USACO Cow XOR 解题报告

USER: chen chen [thestor1]
TASK: cowxor
LANG: C++

Compiling...
Compile: OK

Executing...
   Test 1: TEST OK [0.008 secs, 3500 KB]
   Test 2: TEST OK [0.011 secs, 3500 KB]
   Test 3: TEST OK [0.008 secs, 3500 KB]
   Test 4: TEST OK [0.005 secs, 3500 KB]
   Test 5: TEST OK [0.046 secs, 4952 KB]
   Test 6: TEST OK [0.089 secs, 6932 KB]
   Test 7: TEST OK [0.100 secs, 6008 KB]
   Test 8: TEST OK [0.127 secs, 10628 KB]
   Test 9: TEST OK [0.068 secs, 3500 KB]
   Test 10: TEST OK [0.057 secs, 3500 KB]
   Test 11: TEST OK [0.065 secs, 3500 KB]
   Test 12: TEST OK [0.103 secs, 6536 KB]
   Test 13: TEST OK [0.051 secs, 3500 KB]
   Test 14: TEST OK [0.095 secs, 3500 KB]
   Test 15: TEST OK [0.292 secs, 13532 KB]
   Test 16: TEST OK [0.262 secs, 13664 KB]
   Test 17: TEST OK [0.246 secs, 13664 KB]
   Test 18: TEST OK [0.162 secs, 11552 KB]
   Test 19: TEST OK [0.065 secs, 4952 KB]
   Test 20: TEST OK [0.005 secs, 3500 KB]

All tests OK.

这道题还是看了大神们在topcoder上面的讨论知道怎么做的：http://apps.topcoder.com/forums/?module=Thread&threadID=507673&mc=25&view=flat

红色的lovro大神描述了算法的实现。

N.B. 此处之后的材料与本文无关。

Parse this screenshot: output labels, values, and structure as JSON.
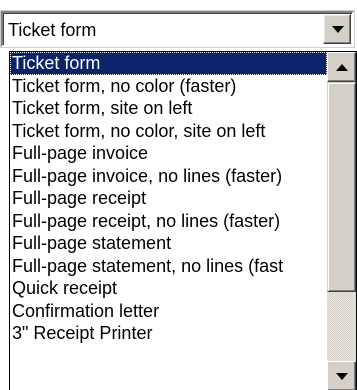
{
  "combo": {
    "value": "Ticket form"
  },
  "dropdown": {
    "items": [
      {
        "label": "Ticket form",
        "selected": true
      },
      {
        "label": "Ticket form, no color (faster)"
      },
      {
        "label": "Ticket form, site on left"
      },
      {
        "label": "Ticket form, no color, site on left"
      },
      {
        "label": "Full-page invoice"
      },
      {
        "label": "Full-page invoice, no lines (faster)"
      },
      {
        "label": "Full-page receipt"
      },
      {
        "label": "Full-page receipt, no lines (faster)"
      },
      {
        "label": "Full-page statement"
      },
      {
        "label": "Full-page statement, no lines (fast"
      },
      {
        "label": "Quick receipt"
      },
      {
        "label": "Confirmation letter"
      },
      {
        "label": "3\" Receipt Printer"
      }
    ]
  },
  "icons": {
    "combo_arrow": "chevron-down-icon",
    "scroll_up": "scroll-up-arrow-icon",
    "scroll_down": "scroll-down-arrow-icon"
  },
  "colors": {
    "selection_bg": "#0a246a",
    "selection_text": "#ffffff",
    "chrome": "#d4d0c8"
  }
}
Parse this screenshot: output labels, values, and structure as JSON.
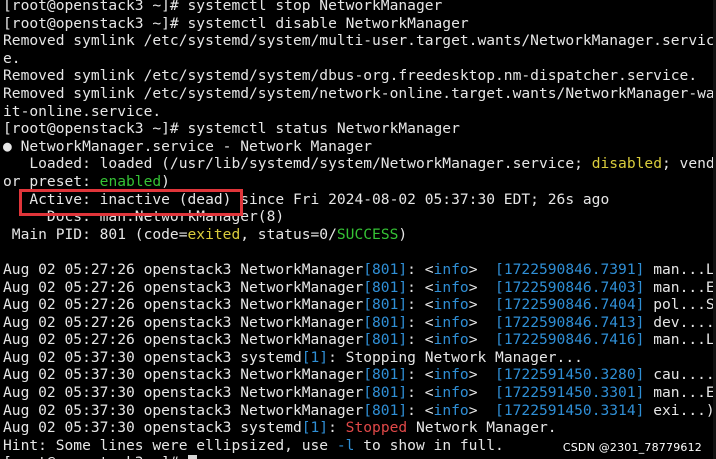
{
  "terminal": {
    "lines": [
      {
        "segments": [
          {
            "text": "[root@openstack3 ~]# systemctl stop NetworkManager",
            "color": "default"
          }
        ]
      },
      {
        "segments": [
          {
            "text": "[root@openstack3 ~]# systemctl disable NetworkManager",
            "color": "default"
          }
        ]
      },
      {
        "segments": [
          {
            "text": "Removed symlink /etc/systemd/system/multi-user.target.wants/NetworkManager.servic",
            "color": "default"
          }
        ]
      },
      {
        "segments": [
          {
            "text": "e.",
            "color": "default"
          }
        ]
      },
      {
        "segments": [
          {
            "text": "Removed symlink /etc/systemd/system/dbus-org.freedesktop.nm-dispatcher.service.",
            "color": "default"
          }
        ]
      },
      {
        "segments": [
          {
            "text": "Removed symlink /etc/systemd/system/network-online.target.wants/NetworkManager-wa",
            "color": "default"
          }
        ]
      },
      {
        "segments": [
          {
            "text": "it-online.service.",
            "color": "default"
          }
        ]
      },
      {
        "segments": [
          {
            "text": "[root@openstack3 ~]# systemctl status NetworkManager",
            "color": "default"
          }
        ]
      },
      {
        "segments": [
          {
            "text": "● NetworkManager.service - Network Manager",
            "color": "default"
          }
        ]
      },
      {
        "segments": [
          {
            "text": "   Loaded: loaded (/usr/lib/systemd/system/NetworkManager.service; ",
            "color": "default"
          },
          {
            "text": "disabled",
            "color": "yellow"
          },
          {
            "text": "; vend",
            "color": "default"
          }
        ]
      },
      {
        "segments": [
          {
            "text": "or preset: ",
            "color": "default"
          },
          {
            "text": "enabled",
            "color": "green"
          },
          {
            "text": ")",
            "color": "default"
          }
        ]
      },
      {
        "segments": [
          {
            "text": "   Active: inactive (dead) since Fri 2024-08-02 05:37:30 EDT; 26s ago",
            "color": "default"
          }
        ]
      },
      {
        "segments": [
          {
            "text": "     Docs: man:NetworkManager(8)",
            "color": "default"
          }
        ]
      },
      {
        "segments": [
          {
            "text": " Main PID: 801 (code=",
            "color": "default"
          },
          {
            "text": "exited",
            "color": "yellow"
          },
          {
            "text": ", status=0/",
            "color": "default"
          },
          {
            "text": "SUCCESS",
            "color": "green"
          },
          {
            "text": ")",
            "color": "default"
          }
        ]
      },
      {
        "segments": [
          {
            "text": "",
            "color": "default"
          }
        ]
      },
      {
        "segments": [
          {
            "text": "Aug 02 05:27:26 openstack3 NetworkManager",
            "color": "default"
          },
          {
            "text": "[801]",
            "color": "blue"
          },
          {
            "text": ": <",
            "color": "default"
          },
          {
            "text": "info",
            "color": "blue"
          },
          {
            "text": ">  ",
            "color": "default"
          },
          {
            "text": "[1722590846.7391]",
            "color": "blue"
          },
          {
            "text": " man...L",
            "color": "default"
          }
        ]
      },
      {
        "segments": [
          {
            "text": "Aug 02 05:27:26 openstack3 NetworkManager",
            "color": "default"
          },
          {
            "text": "[801]",
            "color": "blue"
          },
          {
            "text": ": <",
            "color": "default"
          },
          {
            "text": "info",
            "color": "blue"
          },
          {
            "text": ">  ",
            "color": "default"
          },
          {
            "text": "[1722590846.7403]",
            "color": "blue"
          },
          {
            "text": " man...E",
            "color": "default"
          }
        ]
      },
      {
        "segments": [
          {
            "text": "Aug 02 05:27:26 openstack3 NetworkManager",
            "color": "default"
          },
          {
            "text": "[801]",
            "color": "blue"
          },
          {
            "text": ": <",
            "color": "default"
          },
          {
            "text": "info",
            "color": "blue"
          },
          {
            "text": ">  ",
            "color": "default"
          },
          {
            "text": "[1722590846.7404]",
            "color": "blue"
          },
          {
            "text": " pol...S",
            "color": "default"
          }
        ]
      },
      {
        "segments": [
          {
            "text": "Aug 02 05:27:26 openstack3 NetworkManager",
            "color": "default"
          },
          {
            "text": "[801]",
            "color": "blue"
          },
          {
            "text": ": <",
            "color": "default"
          },
          {
            "text": "info",
            "color": "blue"
          },
          {
            "text": ">  ",
            "color": "default"
          },
          {
            "text": "[1722590846.7413]",
            "color": "blue"
          },
          {
            "text": " dev....",
            "color": "default"
          }
        ]
      },
      {
        "segments": [
          {
            "text": "Aug 02 05:27:26 openstack3 NetworkManager",
            "color": "default"
          },
          {
            "text": "[801]",
            "color": "blue"
          },
          {
            "text": ": <",
            "color": "default"
          },
          {
            "text": "info",
            "color": "blue"
          },
          {
            "text": ">  ",
            "color": "default"
          },
          {
            "text": "[1722590846.7416]",
            "color": "blue"
          },
          {
            "text": " man...L",
            "color": "default"
          }
        ]
      },
      {
        "segments": [
          {
            "text": "Aug 02 05:37:30 openstack3 systemd",
            "color": "default"
          },
          {
            "text": "[1]",
            "color": "blue"
          },
          {
            "text": ": Stopping Network Manager...",
            "color": "default"
          }
        ]
      },
      {
        "segments": [
          {
            "text": "Aug 02 05:37:30 openstack3 NetworkManager",
            "color": "default"
          },
          {
            "text": "[801]",
            "color": "blue"
          },
          {
            "text": ": <",
            "color": "default"
          },
          {
            "text": "info",
            "color": "blue"
          },
          {
            "text": ">  ",
            "color": "default"
          },
          {
            "text": "[1722591450.3280]",
            "color": "blue"
          },
          {
            "text": " cau....",
            "color": "default"
          }
        ]
      },
      {
        "segments": [
          {
            "text": "Aug 02 05:37:30 openstack3 NetworkManager",
            "color": "default"
          },
          {
            "text": "[801]",
            "color": "blue"
          },
          {
            "text": ": <",
            "color": "default"
          },
          {
            "text": "info",
            "color": "blue"
          },
          {
            "text": ">  ",
            "color": "default"
          },
          {
            "text": "[1722591450.3301]",
            "color": "blue"
          },
          {
            "text": " man...E",
            "color": "default"
          }
        ]
      },
      {
        "segments": [
          {
            "text": "Aug 02 05:37:30 openstack3 NetworkManager",
            "color": "default"
          },
          {
            "text": "[801]",
            "color": "blue"
          },
          {
            "text": ": <",
            "color": "default"
          },
          {
            "text": "info",
            "color": "blue"
          },
          {
            "text": ">  ",
            "color": "default"
          },
          {
            "text": "[1722591450.3314]",
            "color": "blue"
          },
          {
            "text": " exi...)",
            "color": "default"
          }
        ]
      },
      {
        "segments": [
          {
            "text": "Aug 02 05:37:30 openstack3 systemd",
            "color": "default"
          },
          {
            "text": "[1]",
            "color": "blue"
          },
          {
            "text": ": ",
            "color": "default"
          },
          {
            "text": "Stopped",
            "color": "red"
          },
          {
            "text": " Network Manager.",
            "color": "default"
          }
        ]
      },
      {
        "segments": [
          {
            "text": "Hint: Some lines were ellipsized, use ",
            "color": "default"
          },
          {
            "text": "-l",
            "color": "blue"
          },
          {
            "text": " to show in full.",
            "color": "default"
          }
        ]
      },
      {
        "segments": [
          {
            "text": "[root@openstack3 ~]# ",
            "color": "default"
          }
        ],
        "cursor": true
      }
    ]
  },
  "watermark": {
    "text": "CSDN @2301_78779612"
  },
  "colors": {
    "background": "#000000",
    "default": "#e6e6e6",
    "yellow": "#d9cc3c",
    "green": "#35c235",
    "blue": "#2f8fd6",
    "red": "#e04848",
    "highlight_box": "#e0353a"
  }
}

这里也是完全照着做的，用一个二叉树表示，0向左，1向右。greedy的匹配是最优的，大神已经解释了前面匹配大于后面匹配之和，所以整个过程就是一个查找二叉树匹配的过程（不能匹配只能走另外一支了）。

/* 
ID: thestor1 
LANG: C++ 
TASK: cowxor 
*/
#include <iostream>
#include <fstream>
#include <cmath>
#include <cstdio>
#include <cstring>
#include <climits>
#include <cassert>
#include <string>
#include <vector>
#include <list>
#include <set>
#include <map>
#include <queue>
#include <stack>
#include <algorithm>
#include <cassert>

using namespace std;

class Tree
{
public:
	Tree *left, *right;
	Tree() : left(NULL), right(NULL) {}
};

class Leaf : public Tree
{
public:
	int index;
	Leaf(int index) : index(index) {}
};

int main()
{
	ifstream fin("cowxor.in");
	
	int N;
	fin >> N;
	unsigned int num, xors = 0;

	Tree *root = new Tree();
	Tree *node;
	int maxstart = 0, maxend = 0, maxxor = 0;
	int val = 0;
	
	// wether reached end
	bool found;
	for (int i = 0; i < N; ++i)
	{
		fin >> num;
		xors ^= num;
		
		if (xors > maxxor)
		{
			maxxor = xors;
			maxstart = 0, maxend = i;
		}

		node = root;
		val = 0;
		found = true;
		for (int b = 21; b >= 0; --b)
		{
			if (xors & (1 << b))
			{
				if (node->left)
				{
					node = node->left;
					val += 1 << b;
				}
				else if (node->right)
				{
					node = node->right;
				}
				else
				{
					found = false;
					break;
				}
			}
			else
			{
				if (node->right)
				{
					node = node->right;
					val += 1 << b;
				}
				else if (node->left)
				{
					node = node->left;
				}
				else
				{
					found = false;
					break;
				}
			}
		}
		
		if (found)
		{
			int start = ((Leaf*)(node->left))->index + 1;
			if (val > maxxor || (val == maxxor && i == maxend && start > maxstart))
			{
				maxxor = val;
				maxstart = start, maxend = i;	
			}
		}

		node = root;
		for (int b = 21; b >= 0; --b)
		{
			if (xors & (1 << b))
			{
				if (node->right == NULL)
				{
					node->right = new Tree();
				}
				node = node->right;
			}
			else
			{
				if (node->left == NULL)
				{
					node->left = new Tree();
				}
				node = node->left;
			}
		}
		if (node->left == NULL)
		{
			node->left = new Leaf(i);
		}
		else
		{
			((Leaf*)(node->left))->index = i;
		}
	}
	fin.close();
	
	ofstream fout("cowxor.out");
	fout << maxxor << " " << maxstart + 1 << " " << maxend + 1 << endl;
	fout.close();
	return 0;  
}